In Pacey v Caterpillar Logistics Services (UK) Ltd an employment tribunal has upheld a claim for unfair dismissal, criticising the employer for failing to obtain a medical report in relation to surveillance film showing an employee carrying out various activities while absent on sick leave.
Mr Pacey was off sick for 5 weeks. During that absence, Mr Pacey saw both Caterpillar’s occupational health doctor and his own GP, both of whom assessed him as being unfit for work. The employer and its insurers were sceptical about Mr Pacey’s injury so the insurers arranged for an investigator to follow and film Mr Pacey. The film showed Mr Pacey doing various activities such as clearing ice from his car, driving his car, carrying shopping and walking his dog.
On his return to work, Mr Pacey was shown the surveillance film. He said that his GP, Professor Khunti, had advised him to take light exercise and to do as much as possible.
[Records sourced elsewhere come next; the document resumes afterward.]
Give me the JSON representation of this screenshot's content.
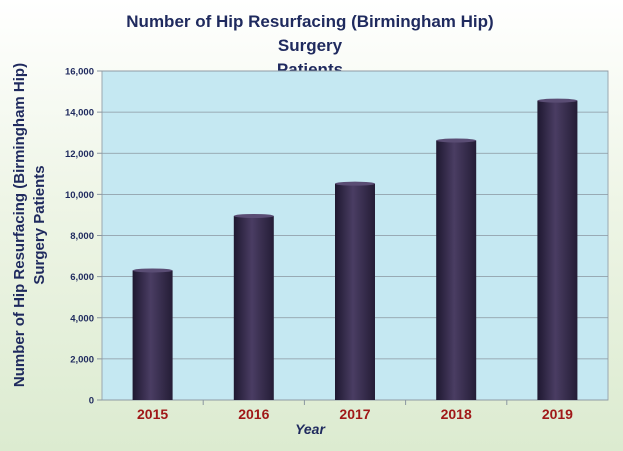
{
  "chart_data": {
    "type": "bar",
    "title_line1": "Number of Hip Resurfacing (Birmingham Hip) Surgery",
    "title_line2": "Patients",
    "ylabel": "Number of Hip Resurfacing (Birmingham Hip) Surgery Patients",
    "xlabel": "Year",
    "categories": [
      "2015",
      "2016",
      "2017",
      "2018",
      "2019"
    ],
    "values": [
      6300,
      8950,
      10520,
      12620,
      14560
    ],
    "ylim": [
      0,
      16000
    ],
    "yticks": [
      0,
      2000,
      4000,
      6000,
      8000,
      10000,
      12000,
      14000,
      16000
    ],
    "ytick_labels": [
      "0",
      "2,000",
      "4,000",
      "6,000",
      "8,000",
      "10,000",
      "12,000",
      "14,000",
      "16,000"
    ],
    "grid": true,
    "colors": {
      "plot_background": "#c5e8f2",
      "bar": "#3a2f4f",
      "category_label": "#a01818",
      "text": "#1f2a5e"
    }
  }
}
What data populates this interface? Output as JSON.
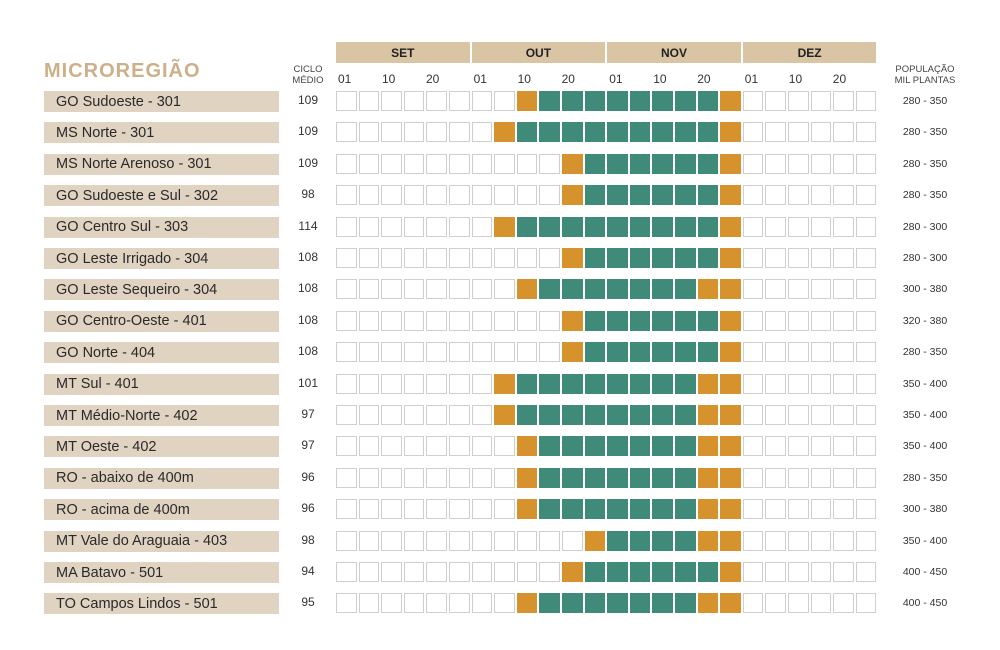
{
  "colors": {
    "label_bg": "#e0d3c1",
    "month_bg": "#d9c4a4",
    "title": "#cdb08a",
    "edge": "#d6922d",
    "core": "#3f8a78",
    "empty_border": "#cfcfcf"
  },
  "chart_data": {
    "type": "table",
    "title": "MICROREGIÃO",
    "cycle_header": [
      "CICLO",
      "MÉDIO"
    ],
    "population_header": [
      "POPULAÇÃO",
      "MIL PLANTAS"
    ],
    "months": [
      "SET",
      "OUT",
      "NOV",
      "DEZ"
    ],
    "tick_labels": [
      "01",
      "10",
      "20"
    ],
    "periods_per_month": 6,
    "legend_note": "Each month divided into 6 periods; cells: 0 = none, 1 = edge window (orange), 2 = recommended window (green)",
    "rows": [
      {
        "name": "GO Sudoeste - 301",
        "cycle": "109",
        "population": "280 - 350",
        "cells": [
          0,
          0,
          0,
          0,
          0,
          0,
          0,
          0,
          1,
          2,
          2,
          2,
          2,
          2,
          2,
          2,
          2,
          1,
          0,
          0,
          0,
          0,
          0,
          0
        ]
      },
      {
        "name": "MS Norte - 301",
        "cycle": "109",
        "population": "280 - 350",
        "cells": [
          0,
          0,
          0,
          0,
          0,
          0,
          0,
          1,
          2,
          2,
          2,
          2,
          2,
          2,
          2,
          2,
          2,
          1,
          0,
          0,
          0,
          0,
          0,
          0
        ]
      },
      {
        "name": "MS Norte Arenoso - 301",
        "cycle": "109",
        "population": "280 - 350",
        "cells": [
          0,
          0,
          0,
          0,
          0,
          0,
          0,
          0,
          0,
          0,
          1,
          2,
          2,
          2,
          2,
          2,
          2,
          1,
          0,
          0,
          0,
          0,
          0,
          0
        ]
      },
      {
        "name": "GO Sudoeste e Sul - 302",
        "cycle": "98",
        "population": "280 - 350",
        "cells": [
          0,
          0,
          0,
          0,
          0,
          0,
          0,
          0,
          0,
          0,
          1,
          2,
          2,
          2,
          2,
          2,
          2,
          1,
          0,
          0,
          0,
          0,
          0,
          0
        ]
      },
      {
        "name": "GO Centro Sul - 303",
        "cycle": "114",
        "population": "280 - 300",
        "cells": [
          0,
          0,
          0,
          0,
          0,
          0,
          0,
          1,
          2,
          2,
          2,
          2,
          2,
          2,
          2,
          2,
          2,
          1,
          0,
          0,
          0,
          0,
          0,
          0
        ]
      },
      {
        "name": "GO Leste Irrigado - 304",
        "cycle": "108",
        "population": "280 - 300",
        "cells": [
          0,
          0,
          0,
          0,
          0,
          0,
          0,
          0,
          0,
          0,
          1,
          2,
          2,
          2,
          2,
          2,
          2,
          1,
          0,
          0,
          0,
          0,
          0,
          0
        ]
      },
      {
        "name": "GO Leste Sequeiro - 304",
        "cycle": "108",
        "population": "300 - 380",
        "cells": [
          0,
          0,
          0,
          0,
          0,
          0,
          0,
          0,
          1,
          2,
          2,
          2,
          2,
          2,
          2,
          2,
          1,
          1,
          0,
          0,
          0,
          0,
          0,
          0
        ]
      },
      {
        "name": "GO Centro-Oeste - 401",
        "cycle": "108",
        "population": "320 - 380",
        "cells": [
          0,
          0,
          0,
          0,
          0,
          0,
          0,
          0,
          0,
          0,
          1,
          2,
          2,
          2,
          2,
          2,
          2,
          1,
          0,
          0,
          0,
          0,
          0,
          0
        ]
      },
      {
        "name": "GO Norte - 404",
        "cycle": "108",
        "population": "280 - 350",
        "cells": [
          0,
          0,
          0,
          0,
          0,
          0,
          0,
          0,
          0,
          0,
          1,
          2,
          2,
          2,
          2,
          2,
          2,
          1,
          0,
          0,
          0,
          0,
          0,
          0
        ]
      },
      {
        "name": "MT Sul - 401",
        "cycle": "101",
        "population": "350 - 400",
        "cells": [
          0,
          0,
          0,
          0,
          0,
          0,
          0,
          1,
          2,
          2,
          2,
          2,
          2,
          2,
          2,
          2,
          1,
          1,
          0,
          0,
          0,
          0,
          0,
          0
        ]
      },
      {
        "name": "MT Médio-Norte - 402",
        "cycle": "97",
        "population": "350 - 400",
        "cells": [
          0,
          0,
          0,
          0,
          0,
          0,
          0,
          1,
          2,
          2,
          2,
          2,
          2,
          2,
          2,
          2,
          1,
          1,
          0,
          0,
          0,
          0,
          0,
          0
        ]
      },
      {
        "name": "MT Oeste - 402",
        "cycle": "97",
        "population": "350 - 400",
        "cells": [
          0,
          0,
          0,
          0,
          0,
          0,
          0,
          0,
          1,
          2,
          2,
          2,
          2,
          2,
          2,
          2,
          1,
          1,
          0,
          0,
          0,
          0,
          0,
          0
        ]
      },
      {
        "name": "RO - abaixo de 400m",
        "cycle": "96",
        "population": "280 - 350",
        "cells": [
          0,
          0,
          0,
          0,
          0,
          0,
          0,
          0,
          1,
          2,
          2,
          2,
          2,
          2,
          2,
          2,
          1,
          1,
          0,
          0,
          0,
          0,
          0,
          0
        ]
      },
      {
        "name": "RO - acima de 400m",
        "cycle": "96",
        "population": "300 - 380",
        "cells": [
          0,
          0,
          0,
          0,
          0,
          0,
          0,
          0,
          1,
          2,
          2,
          2,
          2,
          2,
          2,
          2,
          1,
          1,
          0,
          0,
          0,
          0,
          0,
          0
        ]
      },
      {
        "name": "MT Vale do Araguaia - 403",
        "cycle": "98",
        "population": "350 - 400",
        "cells": [
          0,
          0,
          0,
          0,
          0,
          0,
          0,
          0,
          0,
          0,
          0,
          1,
          2,
          2,
          2,
          2,
          1,
          1,
          0,
          0,
          0,
          0,
          0,
          0
        ]
      },
      {
        "name": "MA Batavo - 501",
        "cycle": "94",
        "population": "400 - 450",
        "cells": [
          0,
          0,
          0,
          0,
          0,
          0,
          0,
          0,
          0,
          0,
          1,
          2,
          2,
          2,
          2,
          2,
          2,
          1,
          0,
          0,
          0,
          0,
          0,
          0
        ]
      },
      {
        "name": "TO Campos Lindos - 501",
        "cycle": "95",
        "population": "400 - 450",
        "cells": [
          0,
          0,
          0,
          0,
          0,
          0,
          0,
          0,
          1,
          2,
          2,
          2,
          2,
          2,
          2,
          2,
          1,
          1,
          0,
          0,
          0,
          0,
          0,
          0
        ]
      }
    ]
  }
}
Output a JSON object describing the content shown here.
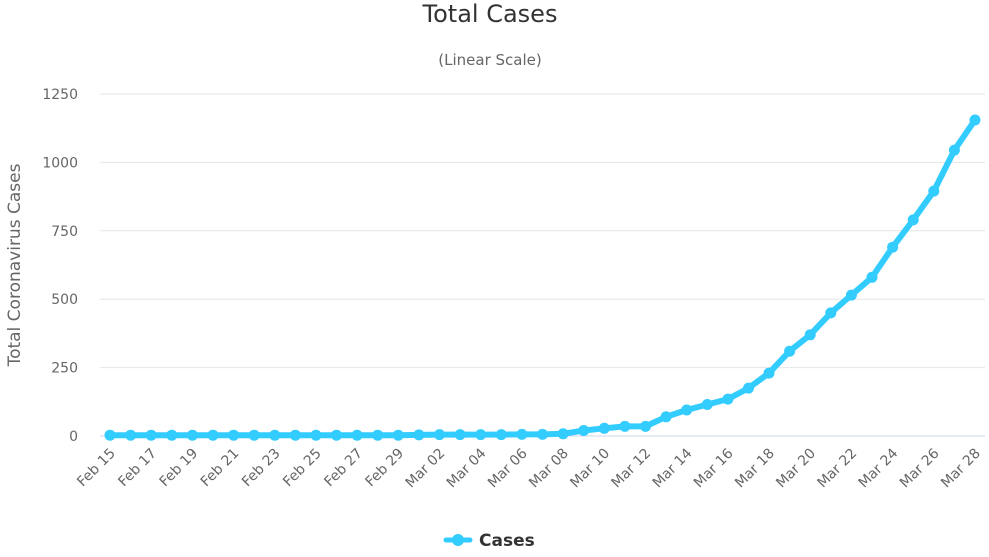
{
  "chart_data": {
    "type": "line",
    "title": "Total Cases",
    "subtitle": "(Linear Scale)",
    "ylabel": "Total Coronavirus Cases",
    "xlabel": "",
    "ylim": [
      0,
      1250
    ],
    "yticks": [
      "0",
      "250",
      "500",
      "750",
      "1000",
      "1250"
    ],
    "ytick_values": [
      0,
      250,
      500,
      750,
      1000,
      1250
    ],
    "x": [
      "Feb 15",
      "Feb 16",
      "Feb 17",
      "Feb 18",
      "Feb 19",
      "Feb 20",
      "Feb 21",
      "Feb 22",
      "Feb 23",
      "Feb 24",
      "Feb 25",
      "Feb 26",
      "Feb 27",
      "Feb 28",
      "Feb 29",
      "Mar 01",
      "Mar 02",
      "Mar 03",
      "Mar 04",
      "Mar 05",
      "Mar 06",
      "Mar 07",
      "Mar 08",
      "Mar 09",
      "Mar 10",
      "Mar 11",
      "Mar 12",
      "Mar 13",
      "Mar 14",
      "Mar 15",
      "Mar 16",
      "Mar 17",
      "Mar 18",
      "Mar 19",
      "Mar 20",
      "Mar 21",
      "Mar 22",
      "Mar 23",
      "Mar 24",
      "Mar 25",
      "Mar 26",
      "Mar 27",
      "Mar 28"
    ],
    "xtick_labels": [
      "Feb 15",
      "Feb 17",
      "Feb 19",
      "Feb 21",
      "Feb 23",
      "Feb 25",
      "Feb 27",
      "Feb 29",
      "Mar 02",
      "Mar 04",
      "Mar 06",
      "Mar 08",
      "Mar 10",
      "Mar 12",
      "Mar 14",
      "Mar 16",
      "Mar 18",
      "Mar 20",
      "Mar 22",
      "Mar 24",
      "Mar 26",
      "Mar 28"
    ],
    "series": [
      {
        "name": "Cases",
        "color": "#33ccff",
        "values": [
          3,
          3,
          3,
          3,
          3,
          3,
          3,
          3,
          3,
          3,
          3,
          3,
          3,
          3,
          3,
          4,
          5,
          5,
          5,
          5,
          6,
          6,
          8,
          20,
          28,
          35,
          35,
          70,
          95,
          115,
          135,
          175,
          230,
          310,
          370,
          450,
          515,
          580,
          690,
          790,
          895,
          1045,
          1155
        ]
      }
    ],
    "legend": {
      "position": "bottom-center",
      "label": "Cases"
    },
    "grid": true
  }
}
His activities in the film were not inconsistent with this advice, which the Professor confirmed. The employer decided that Mr Pacey’s claim of being too ill to work was exaggerated and false and dismissed him for gross misconduct.
A tribunal upheld Mr Pacey’s unfair dismissal claim for three principal reasons: (i) It was the insurance company who initiated the investigation and surveillance in the context of a possible accident claim. (ii) The employer had ignored Professor Khunti’s comments that Mr Pacey was genuinely ill and had given an opinion based on the employer’s account of what was in the film, but had not been given the opportunity to see the film himself. (iii) The employer did not ask its occupational health doctor to review the film, therefore, the decision to dismiss Mr Pacey was based on inexpert (or, a lay person’s) consideration alone.
The lesson? Where there is doubt about illness, always obtain a medical expert’s opinion on actual evidence before deciding how to use it.